The find, in a town called Stolpe in Brandenburg, happened last fall, but became public only this week.
Two sculptors, Lars Wilhelm and Hendrikje Ring, who also happen to be amateur archeologists, came upon the badger sett, or den, near where they had been planning to exhibit some of their work.
"We spotted a pelvic bone that had been dug up, it was clearly human," Ring told Spiegel Online. "It wasn't exactly surprising to us because a whole field of ancient graves had been found on the other side of the road in the 1960s.
“So we pushed a camera into the badger's sett and took photos by remote control. We found pieces of jewelry, retrieved them and contacted the authorities," Ring said.
Archeologists eventually dug up eight graves from the first half of the 12th century at the site, including two containing skeletons of Slavic chieftains and an array of artifacts: a sword, bronze bowls and a belt buckle.

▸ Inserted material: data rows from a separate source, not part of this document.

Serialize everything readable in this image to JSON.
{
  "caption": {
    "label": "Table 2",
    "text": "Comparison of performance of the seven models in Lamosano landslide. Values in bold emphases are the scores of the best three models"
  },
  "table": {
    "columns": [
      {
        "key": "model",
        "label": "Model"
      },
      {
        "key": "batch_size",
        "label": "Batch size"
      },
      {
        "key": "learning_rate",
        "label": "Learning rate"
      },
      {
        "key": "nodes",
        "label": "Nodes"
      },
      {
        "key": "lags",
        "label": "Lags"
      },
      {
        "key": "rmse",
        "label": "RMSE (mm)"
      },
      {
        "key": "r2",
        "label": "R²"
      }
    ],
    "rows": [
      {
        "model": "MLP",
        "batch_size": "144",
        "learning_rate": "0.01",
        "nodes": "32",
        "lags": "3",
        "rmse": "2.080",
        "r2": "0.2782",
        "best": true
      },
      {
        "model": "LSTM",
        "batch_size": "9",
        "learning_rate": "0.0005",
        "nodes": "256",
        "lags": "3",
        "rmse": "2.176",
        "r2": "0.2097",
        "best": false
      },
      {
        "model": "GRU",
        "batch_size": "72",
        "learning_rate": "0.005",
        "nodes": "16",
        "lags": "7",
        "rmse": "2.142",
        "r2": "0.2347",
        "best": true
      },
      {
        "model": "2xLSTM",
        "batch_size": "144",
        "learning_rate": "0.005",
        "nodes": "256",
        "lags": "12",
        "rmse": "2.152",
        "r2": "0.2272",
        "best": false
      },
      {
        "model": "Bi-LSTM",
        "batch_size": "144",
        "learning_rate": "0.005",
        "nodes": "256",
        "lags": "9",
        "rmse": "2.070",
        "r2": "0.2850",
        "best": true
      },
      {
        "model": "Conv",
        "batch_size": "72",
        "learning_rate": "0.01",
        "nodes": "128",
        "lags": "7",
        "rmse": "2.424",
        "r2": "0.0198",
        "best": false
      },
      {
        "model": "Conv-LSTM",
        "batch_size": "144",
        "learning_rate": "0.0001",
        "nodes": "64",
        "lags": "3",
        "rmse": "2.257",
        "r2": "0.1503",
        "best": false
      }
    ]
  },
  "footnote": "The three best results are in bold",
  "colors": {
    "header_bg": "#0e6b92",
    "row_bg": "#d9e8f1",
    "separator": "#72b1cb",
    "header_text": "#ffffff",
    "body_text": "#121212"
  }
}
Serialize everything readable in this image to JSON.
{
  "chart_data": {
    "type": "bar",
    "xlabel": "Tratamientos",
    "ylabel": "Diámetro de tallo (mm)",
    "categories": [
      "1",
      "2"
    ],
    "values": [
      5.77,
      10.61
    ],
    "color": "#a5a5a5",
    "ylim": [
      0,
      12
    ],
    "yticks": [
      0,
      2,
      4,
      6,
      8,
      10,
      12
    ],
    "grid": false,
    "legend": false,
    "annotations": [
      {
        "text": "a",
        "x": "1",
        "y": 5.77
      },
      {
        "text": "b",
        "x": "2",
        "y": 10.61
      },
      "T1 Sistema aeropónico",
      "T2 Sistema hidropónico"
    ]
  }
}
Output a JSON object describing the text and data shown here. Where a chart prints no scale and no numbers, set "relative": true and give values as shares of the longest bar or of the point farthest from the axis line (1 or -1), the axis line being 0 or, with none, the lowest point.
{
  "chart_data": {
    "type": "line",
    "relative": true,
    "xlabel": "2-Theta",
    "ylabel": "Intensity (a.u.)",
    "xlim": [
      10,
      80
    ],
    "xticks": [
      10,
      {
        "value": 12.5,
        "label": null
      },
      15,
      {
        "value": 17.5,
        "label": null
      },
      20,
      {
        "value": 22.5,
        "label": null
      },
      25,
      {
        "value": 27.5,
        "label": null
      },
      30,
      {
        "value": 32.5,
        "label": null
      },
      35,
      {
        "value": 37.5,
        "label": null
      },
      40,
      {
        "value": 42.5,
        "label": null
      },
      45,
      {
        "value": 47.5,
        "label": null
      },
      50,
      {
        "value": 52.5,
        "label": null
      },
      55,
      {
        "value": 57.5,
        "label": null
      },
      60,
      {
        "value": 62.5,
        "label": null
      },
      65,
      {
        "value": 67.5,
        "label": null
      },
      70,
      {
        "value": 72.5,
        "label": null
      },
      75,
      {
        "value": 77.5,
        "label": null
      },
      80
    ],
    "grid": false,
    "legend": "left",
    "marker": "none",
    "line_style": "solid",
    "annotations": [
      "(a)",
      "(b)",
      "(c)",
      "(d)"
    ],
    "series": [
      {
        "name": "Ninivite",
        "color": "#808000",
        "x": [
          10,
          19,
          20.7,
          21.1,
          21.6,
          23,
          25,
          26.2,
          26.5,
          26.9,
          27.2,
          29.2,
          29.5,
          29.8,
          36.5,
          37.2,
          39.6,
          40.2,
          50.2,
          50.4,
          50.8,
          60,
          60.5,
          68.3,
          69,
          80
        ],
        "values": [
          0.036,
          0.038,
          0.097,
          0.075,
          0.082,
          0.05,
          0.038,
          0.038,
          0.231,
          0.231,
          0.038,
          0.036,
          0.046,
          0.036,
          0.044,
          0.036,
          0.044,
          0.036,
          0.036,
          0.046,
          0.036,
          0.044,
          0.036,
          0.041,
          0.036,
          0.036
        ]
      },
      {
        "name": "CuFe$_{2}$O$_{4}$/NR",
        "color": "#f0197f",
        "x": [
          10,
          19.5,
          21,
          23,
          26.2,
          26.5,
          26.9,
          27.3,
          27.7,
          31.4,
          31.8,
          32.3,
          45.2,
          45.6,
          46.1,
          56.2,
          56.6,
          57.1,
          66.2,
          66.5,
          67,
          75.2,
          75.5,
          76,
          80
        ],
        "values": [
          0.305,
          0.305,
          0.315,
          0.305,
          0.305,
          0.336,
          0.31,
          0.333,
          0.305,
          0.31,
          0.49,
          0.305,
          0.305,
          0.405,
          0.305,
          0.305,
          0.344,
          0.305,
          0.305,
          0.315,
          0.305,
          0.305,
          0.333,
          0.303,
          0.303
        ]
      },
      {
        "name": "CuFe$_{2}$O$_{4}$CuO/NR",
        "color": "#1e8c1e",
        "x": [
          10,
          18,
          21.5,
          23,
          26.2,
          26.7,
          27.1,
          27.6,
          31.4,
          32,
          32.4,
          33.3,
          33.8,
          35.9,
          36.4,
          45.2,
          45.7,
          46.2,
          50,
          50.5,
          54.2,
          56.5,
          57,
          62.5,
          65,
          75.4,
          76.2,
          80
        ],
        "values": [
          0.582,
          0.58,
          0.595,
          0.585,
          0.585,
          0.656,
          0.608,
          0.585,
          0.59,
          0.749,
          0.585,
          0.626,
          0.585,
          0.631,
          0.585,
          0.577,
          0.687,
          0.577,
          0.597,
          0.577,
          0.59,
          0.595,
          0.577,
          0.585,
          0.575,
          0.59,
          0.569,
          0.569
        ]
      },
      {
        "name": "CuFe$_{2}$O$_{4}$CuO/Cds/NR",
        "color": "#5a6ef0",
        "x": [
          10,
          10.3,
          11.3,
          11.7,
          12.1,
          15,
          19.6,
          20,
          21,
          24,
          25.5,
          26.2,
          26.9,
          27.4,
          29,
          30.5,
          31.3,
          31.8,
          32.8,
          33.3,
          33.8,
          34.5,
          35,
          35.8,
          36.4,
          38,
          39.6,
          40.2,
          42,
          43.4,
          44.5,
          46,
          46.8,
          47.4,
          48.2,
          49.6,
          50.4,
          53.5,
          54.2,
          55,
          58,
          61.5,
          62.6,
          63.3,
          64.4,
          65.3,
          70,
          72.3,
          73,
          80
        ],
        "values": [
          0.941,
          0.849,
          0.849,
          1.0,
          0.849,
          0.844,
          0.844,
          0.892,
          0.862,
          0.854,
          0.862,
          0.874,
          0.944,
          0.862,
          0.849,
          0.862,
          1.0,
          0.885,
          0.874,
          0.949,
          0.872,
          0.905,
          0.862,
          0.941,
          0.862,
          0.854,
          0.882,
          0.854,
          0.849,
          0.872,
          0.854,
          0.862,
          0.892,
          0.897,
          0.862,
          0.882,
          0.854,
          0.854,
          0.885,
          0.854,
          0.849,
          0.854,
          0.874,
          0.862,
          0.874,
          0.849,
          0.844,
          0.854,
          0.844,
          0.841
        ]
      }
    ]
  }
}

"We hadn't found graves like that in Brandenburg before, so it's an important discovery," said Thomas Kersting, an archeologist at the Brandenburg Department for Monument Protection.
The badger hasn’t returned to the site of the discovery, but does get credit for the find. "This doesn't make him an archeologist, but he's the one who discovered it," said Lars Wilhelm, who received an honorary award for services to archeology in Brandenburg.